Dalam laporan yang dilakukan Titin Nofita Handa Puteri dari Balai Pelestarian Cagar Budaya (BPCB) Sumatera barat, Yustinus Suranto, ahli kayu yang juga Dosen Fakultas Kehutanan Universitas Gajah Mada Yogyakarta memberikan serangkaian alasan ilmiah, terkait umur panjang rumah gadang.
Baca Juga :
- Ini 7 Pesona Ranah Minang yang Sudah Mendunia
- Ini 5 Mitos dan Fakta tentang Orang Minang
- Ternyata Tato Tertua di Dunia Berasal Mentawai
1. Kayu yang dipilih tidak boleh ada tanaman merambat yang melilit pohonnya. Menurut kepercayaan, bila kayu yang dilarang itu dijadikan bahan bangunan maka penguhi akan dililit utang.
Alasan ilmiah: tumbuhan merambat diistilahkan dengan liana. Pohon yang dijadikan sebagai tempat merambat liana, akan mengalami kemunduran kualitas kayu. Itu karena liana akan mengambil bahan makanan dari kulit pohon, sehingga nutrisi pohon menjadi tidak penuh.
Tidak hanya mengambil nutrisi makanan, ada juga liana yang dapat membunuh pohon. Oleh karena itu, untuk mendapatkan kayu berkualitas sebagai bahan bangunan rumah gadang, tidak diambil dari pohon yang dililit oleh tanaman merambat.

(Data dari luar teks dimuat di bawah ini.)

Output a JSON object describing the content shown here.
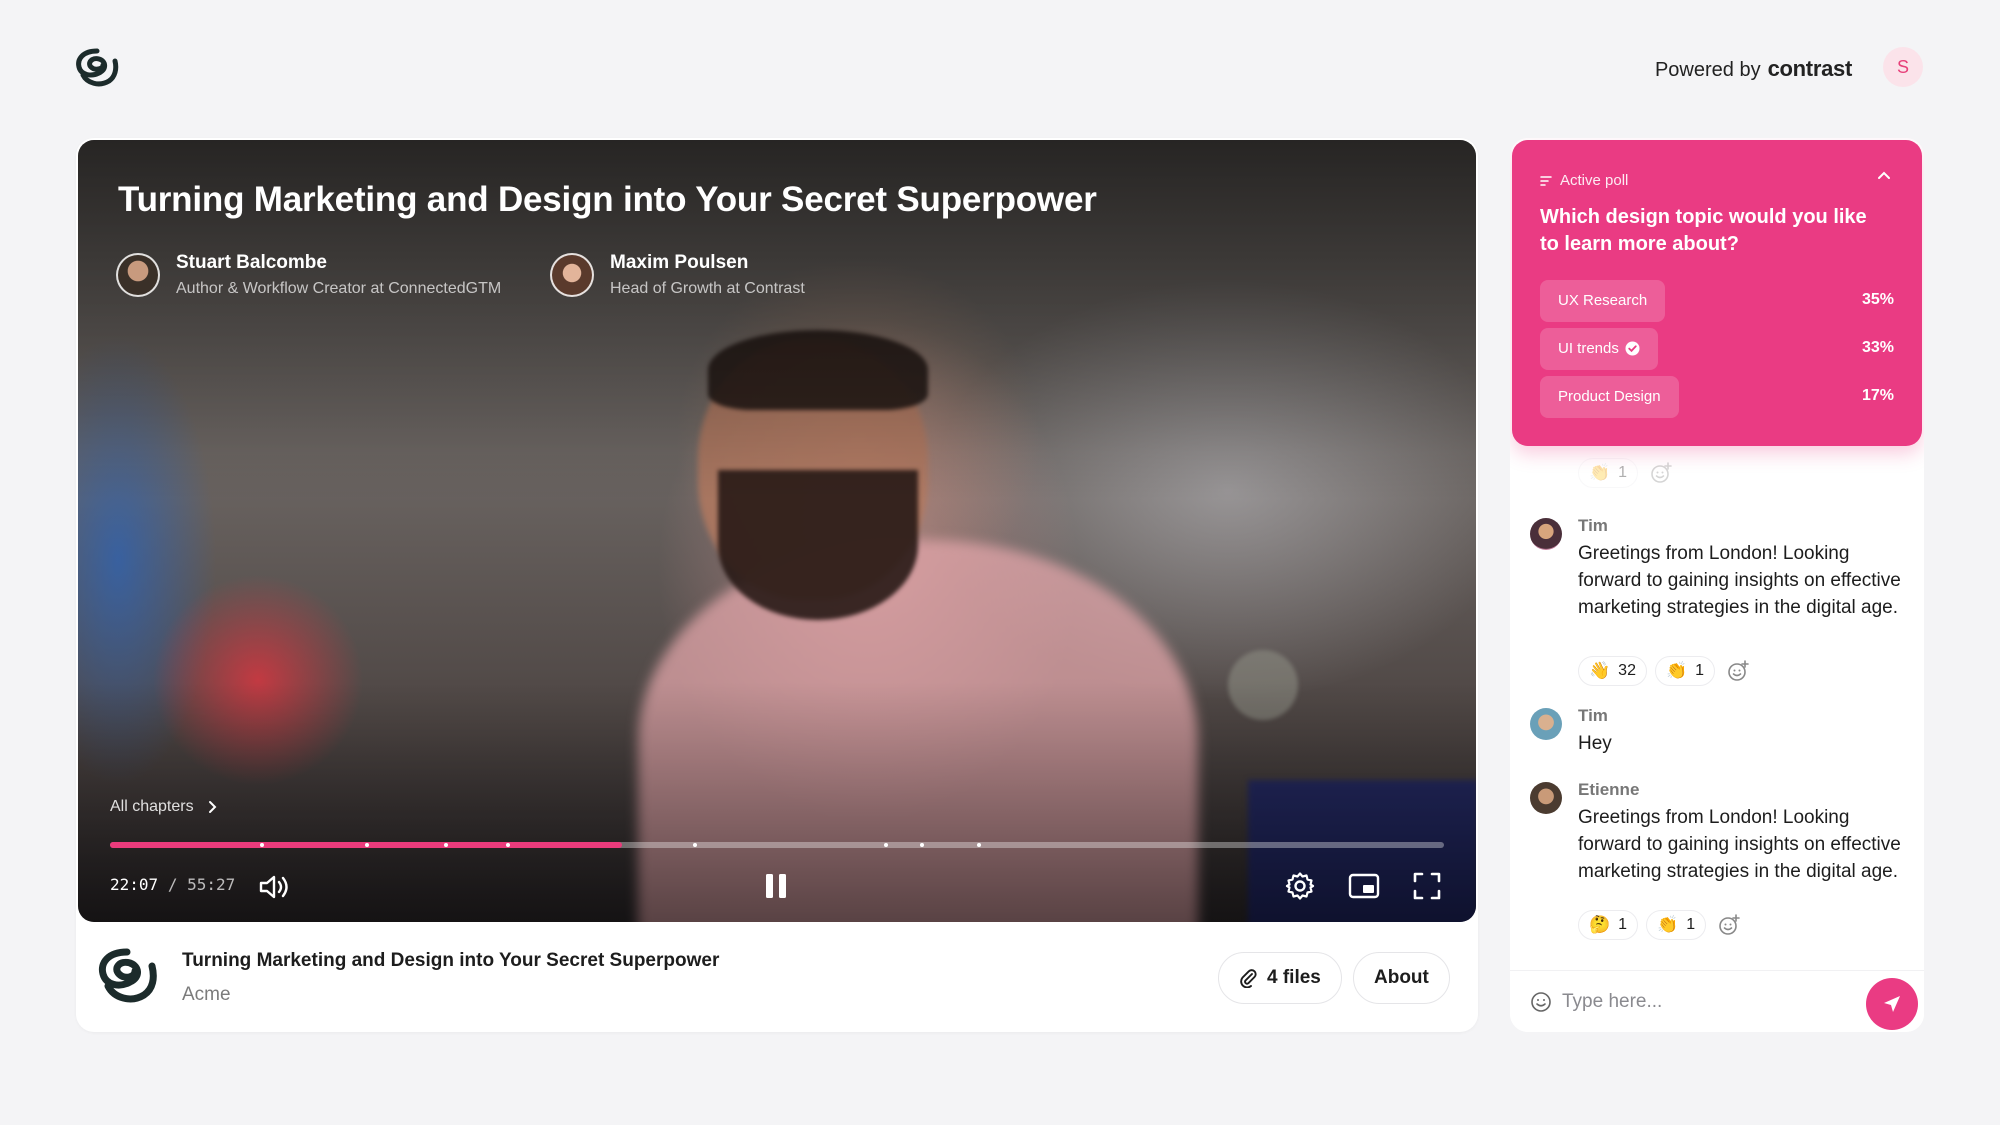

2. Pohon yang dipilih tidak boleh dalam keadaan bersemi atau berbunga. Alasan ilmiah: karena pada saat bersemi atau berbunga, kadar pati dalam pohon tinggi sehingga rentan terhadap serangan serangga. Saat bersemi atau berbunga, pohon dalam keadaan muda dengan ketersediaan air yang banyak dan proses fotosintesis sedang berlangsung.
3. Pohon tidak ditebang pada musim penghujan. Alasan ilmiah: pohon yang ditebang pada musim penghujan akan memiliki kandungan air dan pati yang tinggi, sehingga rentan terhadap pelapukan.
4. Sebelum ditebang, pohon tersebut dipukul dengan palu kayu sebanyak tiga kali dan ditunggu beberapa saat. Kalau ada daun muda atau pucuk pohon yang jatuh, maka kayu tersebut tidak baik dijadikan bahan bangunan rumah gadang.
Menurut kepercayaan, penghuninya bisa mati muda. Tapi kalau yang jatuh binatang berbisa seperti ular, kalajengking, lipan, maka penghuni rumah nantinya akan sering sakit-sakitan.
Alasan ilmiah: mengetok-ngetok kayu merupakan sarana untuk mengetahui rongga dalam kayu. Palu kayu digunakan karena memberikan resonansi suara yang berbeda. Lalu daun yang menempel pada ranting memiliki tingkat kelengketan yang berbeda.
Di pucuk, daun kelengketannya akan semakin tinggi dibandingkan pada bagian pangkal. Defisiensi nutrisi dimulai dari menggugurkan daun, sehingga daun muda atau pucuk pohon yang jatuh menunjukkan kemuduran kualitas kayu.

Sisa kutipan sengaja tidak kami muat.